While optimizing some data structures I’ve realized that the EVM is missing some in-memory bit operations that make it much more gas expensive to do certain calculations compared to x86. I think it would make sense to add them and would love to hear if you’ve come across similar mathematical instructions.
POPCNT - Population Count (Counting all set bits in a uint256)
CLZ - Count Leading Zeros (Getting the highest bit in a uint256)
Such instructions are easy to add, but it can take up to 2 years if we start now. The most important part is justification why such instructions are useful. E.g. you would need to show a group of popular contracts what would benefit from new instructions.
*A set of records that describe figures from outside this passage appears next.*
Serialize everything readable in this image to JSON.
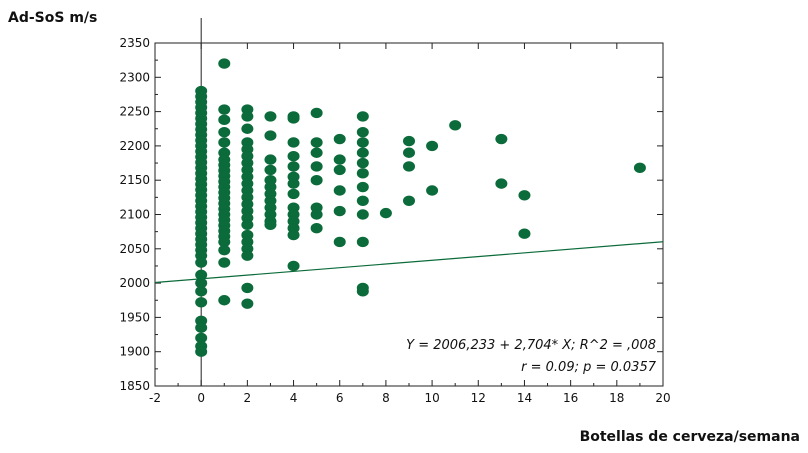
{
  "chart_data": {
    "type": "scatter",
    "ylabel": "Ad-SoS m/s",
    "xlabel": "Botellas de cerveza/semana",
    "xlim": [
      -2,
      20
    ],
    "ylim": [
      1850,
      2350
    ],
    "xticks": [
      -2,
      0,
      2,
      4,
      6,
      8,
      10,
      12,
      14,
      16,
      18,
      20
    ],
    "yticks": [
      1850,
      1900,
      1950,
      2000,
      2050,
      2100,
      2150,
      2200,
      2250,
      2300,
      2350
    ],
    "grid": false,
    "point_color": "#0b6b3a",
    "line_color": "#0b6b3a",
    "regression": {
      "intercept": 2006.233,
      "slope": 2.704
    },
    "annotations": [
      "Y = 2006,233 + 2,704* X; R^2 = ,008",
      "r = 0.09; p = 0.0357"
    ],
    "points": [
      {
        "x": 0,
        "y": 2280
      },
      {
        "x": 0,
        "y": 2272
      },
      {
        "x": 0,
        "y": 2264
      },
      {
        "x": 0,
        "y": 2256
      },
      {
        "x": 0,
        "y": 2248
      },
      {
        "x": 0,
        "y": 2240
      },
      {
        "x": 0,
        "y": 2232
      },
      {
        "x": 0,
        "y": 2224
      },
      {
        "x": 0,
        "y": 2216
      },
      {
        "x": 0,
        "y": 2208
      },
      {
        "x": 0,
        "y": 2200
      },
      {
        "x": 0,
        "y": 2192
      },
      {
        "x": 0,
        "y": 2184
      },
      {
        "x": 0,
        "y": 2176
      },
      {
        "x": 0,
        "y": 2168
      },
      {
        "x": 0,
        "y": 2160
      },
      {
        "x": 0,
        "y": 2152
      },
      {
        "x": 0,
        "y": 2144
      },
      {
        "x": 0,
        "y": 2136
      },
      {
        "x": 0,
        "y": 2128
      },
      {
        "x": 0,
        "y": 2120
      },
      {
        "x": 0,
        "y": 2112
      },
      {
        "x": 0,
        "y": 2104
      },
      {
        "x": 0,
        "y": 2096
      },
      {
        "x": 0,
        "y": 2088
      },
      {
        "x": 0,
        "y": 2080
      },
      {
        "x": 0,
        "y": 2072
      },
      {
        "x": 0,
        "y": 2064
      },
      {
        "x": 0,
        "y": 2056
      },
      {
        "x": 0,
        "y": 2048
      },
      {
        "x": 0,
        "y": 2040
      },
      {
        "x": 0,
        "y": 2030
      },
      {
        "x": 0,
        "y": 2012
      },
      {
        "x": 0,
        "y": 2000
      },
      {
        "x": 0,
        "y": 1988
      },
      {
        "x": 0,
        "y": 1972
      },
      {
        "x": 0,
        "y": 1945
      },
      {
        "x": 0,
        "y": 1935
      },
      {
        "x": 0,
        "y": 1920
      },
      {
        "x": 0,
        "y": 1908
      },
      {
        "x": 0,
        "y": 1900
      },
      {
        "x": 1,
        "y": 2320
      },
      {
        "x": 1,
        "y": 2253
      },
      {
        "x": 1,
        "y": 2238
      },
      {
        "x": 1,
        "y": 2220
      },
      {
        "x": 1,
        "y": 2205
      },
      {
        "x": 1,
        "y": 2190
      },
      {
        "x": 1,
        "y": 2180
      },
      {
        "x": 1,
        "y": 2172
      },
      {
        "x": 1,
        "y": 2164
      },
      {
        "x": 1,
        "y": 2156
      },
      {
        "x": 1,
        "y": 2148
      },
      {
        "x": 1,
        "y": 2140
      },
      {
        "x": 1,
        "y": 2132
      },
      {
        "x": 1,
        "y": 2124
      },
      {
        "x": 1,
        "y": 2116
      },
      {
        "x": 1,
        "y": 2108
      },
      {
        "x": 1,
        "y": 2100
      },
      {
        "x": 1,
        "y": 2092
      },
      {
        "x": 1,
        "y": 2084
      },
      {
        "x": 1,
        "y": 2076
      },
      {
        "x": 1,
        "y": 2068
      },
      {
        "x": 1,
        "y": 2060
      },
      {
        "x": 1,
        "y": 2048
      },
      {
        "x": 1,
        "y": 2030
      },
      {
        "x": 1,
        "y": 1975
      },
      {
        "x": 2,
        "y": 2253
      },
      {
        "x": 2,
        "y": 2243
      },
      {
        "x": 2,
        "y": 2225
      },
      {
        "x": 2,
        "y": 2205
      },
      {
        "x": 2,
        "y": 2195
      },
      {
        "x": 2,
        "y": 2185
      },
      {
        "x": 2,
        "y": 2175
      },
      {
        "x": 2,
        "y": 2165
      },
      {
        "x": 2,
        "y": 2155
      },
      {
        "x": 2,
        "y": 2145
      },
      {
        "x": 2,
        "y": 2135
      },
      {
        "x": 2,
        "y": 2125
      },
      {
        "x": 2,
        "y": 2115
      },
      {
        "x": 2,
        "y": 2105
      },
      {
        "x": 2,
        "y": 2095
      },
      {
        "x": 2,
        "y": 2085
      },
      {
        "x": 2,
        "y": 2070
      },
      {
        "x": 2,
        "y": 2060
      },
      {
        "x": 2,
        "y": 2050
      },
      {
        "x": 2,
        "y": 2040
      },
      {
        "x": 2,
        "y": 1993
      },
      {
        "x": 2,
        "y": 1970
      },
      {
        "x": 3,
        "y": 2243
      },
      {
        "x": 3,
        "y": 2215
      },
      {
        "x": 3,
        "y": 2180
      },
      {
        "x": 3,
        "y": 2165
      },
      {
        "x": 3,
        "y": 2150
      },
      {
        "x": 3,
        "y": 2140
      },
      {
        "x": 3,
        "y": 2130
      },
      {
        "x": 3,
        "y": 2120
      },
      {
        "x": 3,
        "y": 2110
      },
      {
        "x": 3,
        "y": 2100
      },
      {
        "x": 3,
        "y": 2090
      },
      {
        "x": 3,
        "y": 2085
      },
      {
        "x": 4,
        "y": 2243
      },
      {
        "x": 4,
        "y": 2240
      },
      {
        "x": 4,
        "y": 2205
      },
      {
        "x": 4,
        "y": 2185
      },
      {
        "x": 4,
        "y": 2170
      },
      {
        "x": 4,
        "y": 2155
      },
      {
        "x": 4,
        "y": 2145
      },
      {
        "x": 4,
        "y": 2130
      },
      {
        "x": 4,
        "y": 2110
      },
      {
        "x": 4,
        "y": 2100
      },
      {
        "x": 4,
        "y": 2090
      },
      {
        "x": 4,
        "y": 2080
      },
      {
        "x": 4,
        "y": 2070
      },
      {
        "x": 4,
        "y": 2025
      },
      {
        "x": 5,
        "y": 2248
      },
      {
        "x": 5,
        "y": 2205
      },
      {
        "x": 5,
        "y": 2190
      },
      {
        "x": 5,
        "y": 2170
      },
      {
        "x": 5,
        "y": 2150
      },
      {
        "x": 5,
        "y": 2110
      },
      {
        "x": 5,
        "y": 2100
      },
      {
        "x": 5,
        "y": 2080
      },
      {
        "x": 6,
        "y": 2210
      },
      {
        "x": 6,
        "y": 2180
      },
      {
        "x": 6,
        "y": 2165
      },
      {
        "x": 6,
        "y": 2135
      },
      {
        "x": 6,
        "y": 2105
      },
      {
        "x": 6,
        "y": 2060
      },
      {
        "x": 7,
        "y": 2243
      },
      {
        "x": 7,
        "y": 2220
      },
      {
        "x": 7,
        "y": 2205
      },
      {
        "x": 7,
        "y": 2190
      },
      {
        "x": 7,
        "y": 2175
      },
      {
        "x": 7,
        "y": 2160
      },
      {
        "x": 7,
        "y": 2140
      },
      {
        "x": 7,
        "y": 2120
      },
      {
        "x": 7,
        "y": 2100
      },
      {
        "x": 7,
        "y": 2060
      },
      {
        "x": 7,
        "y": 1993
      },
      {
        "x": 7,
        "y": 1988
      },
      {
        "x": 8,
        "y": 2102
      },
      {
        "x": 9,
        "y": 2207
      },
      {
        "x": 9,
        "y": 2190
      },
      {
        "x": 9,
        "y": 2170
      },
      {
        "x": 9,
        "y": 2120
      },
      {
        "x": 10,
        "y": 2200
      },
      {
        "x": 10,
        "y": 2135
      },
      {
        "x": 11,
        "y": 2230
      },
      {
        "x": 13,
        "y": 2210
      },
      {
        "x": 13,
        "y": 2145
      },
      {
        "x": 14,
        "y": 2128
      },
      {
        "x": 14,
        "y": 2072
      },
      {
        "x": 19,
        "y": 2168
      }
    ]
  }
}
POPCNT is data-parallel at first (perform popcount on 4 words) and finally sum the results. So in theory latency should be better than in ADD. But this is only in case the CPU has native popcount instruction what is not the case for the baseline x86-64.
CLZ seems to have the complexity of SHL, i.e. it is messy. There is a lot of handling of individual words being zero. I have not seen constant-time implementation yet. Having lzcnt instruction available should help a bit.
I think CLZ and POPCNT are best to be in separate EIPs, such that the usefulness of each opcode can be separately evaluated, giving a higher chance that one may pass.
Would you be available to work on an EIP or have been working on one already?
Otherwise, I can take on the effort and include you as an author too.
Imo, CLZ is too useful not to have it as a native opcode. Even 2 years will be worth the wait.
@Vectorized I like that approach let’s push together. CLZ is definitely more important - felt that if going through the process is by itself taking so much time that taking a group of bit manipulation instructions would be more efficient. But definitely better to have CLZ over not having anything.
If you’re around ETHStation or Bogota we can catch up in person, tag team for the EIP draft and the implementation PRs
Just keep in mind, that while from an EVM code perspective they seem simple, due to the EVM operates on 256-bit big endian words and most CPUs operate on 64-bit little endian words, this becomes slightly more complex to implement, and the cost should reflect that. One could argue that not/xor is overpriced compared to shl/shr.
@chfast@axic@Vectorized and anyone else, if you’re around this week for devcon (I am) I would definitely like to cut out an hour or two to get the EIP draft in place.